The Department of Justice’s Antitrust Division imposed a $900,000 fine on Smithfield Foods Inc. today over what the government dubbed “gun jumping” in the company’s 2007 acquisition of Premium Standard Farms, LLC. Although the Antitrust Division did not mount an antitrust challenge to the acquisition itself, the Division objected to Smithfield exercising approval over Premium’s hog purchasing contracts approximately six months before the expiration of a federally mandated “waiting period” designed to give the Antitrust Division time to complete its investigation. Under the Hart-Scott-Rodino Act, mergers over a certain value must be submitted to the DOJ and Federal Trade Commission before they are consummated. During this “waiting period,” the DOJ or FTC is free to open a formal investigation (with no time limits attached) and seek virtually unlimited access to the companies’ files without having to abide by constitutional due process requirements. In all but a few cases, the agencies terminate the waiting period and allow the merger to proceed.

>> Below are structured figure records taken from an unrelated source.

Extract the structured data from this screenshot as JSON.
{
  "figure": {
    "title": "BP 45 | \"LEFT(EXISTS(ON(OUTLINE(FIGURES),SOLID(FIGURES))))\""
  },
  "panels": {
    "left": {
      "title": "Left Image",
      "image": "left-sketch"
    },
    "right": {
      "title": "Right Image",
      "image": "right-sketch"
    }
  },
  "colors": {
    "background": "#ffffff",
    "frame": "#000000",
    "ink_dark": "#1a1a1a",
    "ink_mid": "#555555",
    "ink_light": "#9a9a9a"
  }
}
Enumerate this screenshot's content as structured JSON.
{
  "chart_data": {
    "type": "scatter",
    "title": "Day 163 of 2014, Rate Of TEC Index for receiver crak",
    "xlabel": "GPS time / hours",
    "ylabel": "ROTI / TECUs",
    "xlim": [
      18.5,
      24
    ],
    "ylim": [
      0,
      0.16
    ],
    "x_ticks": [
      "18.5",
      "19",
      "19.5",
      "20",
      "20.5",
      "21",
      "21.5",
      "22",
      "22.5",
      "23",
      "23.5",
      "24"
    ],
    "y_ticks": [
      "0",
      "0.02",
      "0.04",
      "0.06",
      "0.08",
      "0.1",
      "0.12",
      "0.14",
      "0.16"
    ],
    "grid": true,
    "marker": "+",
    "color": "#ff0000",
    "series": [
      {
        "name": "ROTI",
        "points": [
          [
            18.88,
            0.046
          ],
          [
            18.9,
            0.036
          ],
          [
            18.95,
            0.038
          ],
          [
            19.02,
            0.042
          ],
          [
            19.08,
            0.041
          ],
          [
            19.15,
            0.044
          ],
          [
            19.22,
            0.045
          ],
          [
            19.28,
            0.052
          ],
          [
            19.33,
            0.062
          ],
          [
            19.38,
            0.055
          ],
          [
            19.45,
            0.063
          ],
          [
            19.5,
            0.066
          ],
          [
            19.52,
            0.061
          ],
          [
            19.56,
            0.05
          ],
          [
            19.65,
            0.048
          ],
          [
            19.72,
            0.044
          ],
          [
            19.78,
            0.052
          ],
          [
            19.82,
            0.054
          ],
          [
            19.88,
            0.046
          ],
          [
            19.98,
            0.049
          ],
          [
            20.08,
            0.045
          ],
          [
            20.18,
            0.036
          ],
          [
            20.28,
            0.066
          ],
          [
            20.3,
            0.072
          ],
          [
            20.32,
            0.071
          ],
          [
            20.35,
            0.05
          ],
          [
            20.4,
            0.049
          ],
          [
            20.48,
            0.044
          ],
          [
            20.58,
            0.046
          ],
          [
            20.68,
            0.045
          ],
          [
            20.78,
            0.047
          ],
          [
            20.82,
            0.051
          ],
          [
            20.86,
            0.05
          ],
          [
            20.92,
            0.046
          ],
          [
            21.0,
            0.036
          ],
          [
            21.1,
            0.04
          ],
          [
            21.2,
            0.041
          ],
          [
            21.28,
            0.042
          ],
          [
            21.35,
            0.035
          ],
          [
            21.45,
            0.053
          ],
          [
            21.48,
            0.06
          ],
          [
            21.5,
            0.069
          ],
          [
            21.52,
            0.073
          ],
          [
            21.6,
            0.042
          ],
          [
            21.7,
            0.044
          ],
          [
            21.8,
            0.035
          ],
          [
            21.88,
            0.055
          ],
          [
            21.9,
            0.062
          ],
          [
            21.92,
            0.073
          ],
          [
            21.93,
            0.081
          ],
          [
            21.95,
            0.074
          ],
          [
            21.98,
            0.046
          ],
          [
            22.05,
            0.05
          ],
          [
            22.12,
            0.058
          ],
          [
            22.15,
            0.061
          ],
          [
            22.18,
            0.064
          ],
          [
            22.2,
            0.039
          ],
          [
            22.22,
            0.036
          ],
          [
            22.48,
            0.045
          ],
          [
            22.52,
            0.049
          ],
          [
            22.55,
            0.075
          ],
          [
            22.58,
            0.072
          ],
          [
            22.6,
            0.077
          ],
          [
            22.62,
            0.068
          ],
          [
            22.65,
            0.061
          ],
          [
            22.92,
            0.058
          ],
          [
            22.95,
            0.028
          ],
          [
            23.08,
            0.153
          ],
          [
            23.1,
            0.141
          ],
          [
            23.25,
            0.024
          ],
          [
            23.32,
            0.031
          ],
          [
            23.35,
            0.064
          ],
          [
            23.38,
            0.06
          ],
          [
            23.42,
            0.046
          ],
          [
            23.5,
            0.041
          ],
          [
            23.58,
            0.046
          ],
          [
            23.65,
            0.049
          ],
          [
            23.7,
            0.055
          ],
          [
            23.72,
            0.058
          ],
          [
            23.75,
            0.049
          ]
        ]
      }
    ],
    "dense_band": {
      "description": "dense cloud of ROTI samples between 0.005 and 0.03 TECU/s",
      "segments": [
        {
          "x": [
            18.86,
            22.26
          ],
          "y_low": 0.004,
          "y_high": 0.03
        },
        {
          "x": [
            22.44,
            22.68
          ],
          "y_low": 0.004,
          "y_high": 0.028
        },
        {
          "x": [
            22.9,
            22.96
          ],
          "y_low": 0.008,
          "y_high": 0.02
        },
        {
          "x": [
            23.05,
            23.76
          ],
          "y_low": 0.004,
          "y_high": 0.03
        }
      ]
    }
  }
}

Here, the DOJ claimed that “Smithfield exercised operational control over a significant segment of Premium Standard’s business prior to the expiration of the waiting period” – referring to Smithfield’s approval of three multi-year contracts to purchase hogs – in defiance of government authority. The DOJ objected to Premium even providing Smithfield with information about the hog contracts during the “waiting period.”
The antitrust statutes themselves are, of course, unconstitutional and a naked violation of property rights. But the Hart-Scott-Rodino “waiting period” is an especially egregious prior restraint. It violates property rights simply for the convenience of government antitrust lawyers. There is no requirement that the state demonstrate any imminent harm to consumers or “competition”; only that the estimated value of the deal exceeds an arbitrary threshold. It would be like imposing a thirty-day waiting period on the distribution of a newspaper that exceeds a certain distribution threshold – so that the government could review the publication for potential copyright infringement.
The other side of this is that in those few mergers subject to additional scrutiny, there are no time limits or constraints on the DOJ or FTC’s activities. Some mergers have been subjected to “reviews” of more than two years, requiring firms to spend eight-figure sums on their own attorneys. These reviews can encompass millions of documents and often involve business matters completely unrelated to the “competitive” aspects of the merger. They’re fishing expeditions, nothing more, and the targeted firms generally have no recourse to put a stop to it.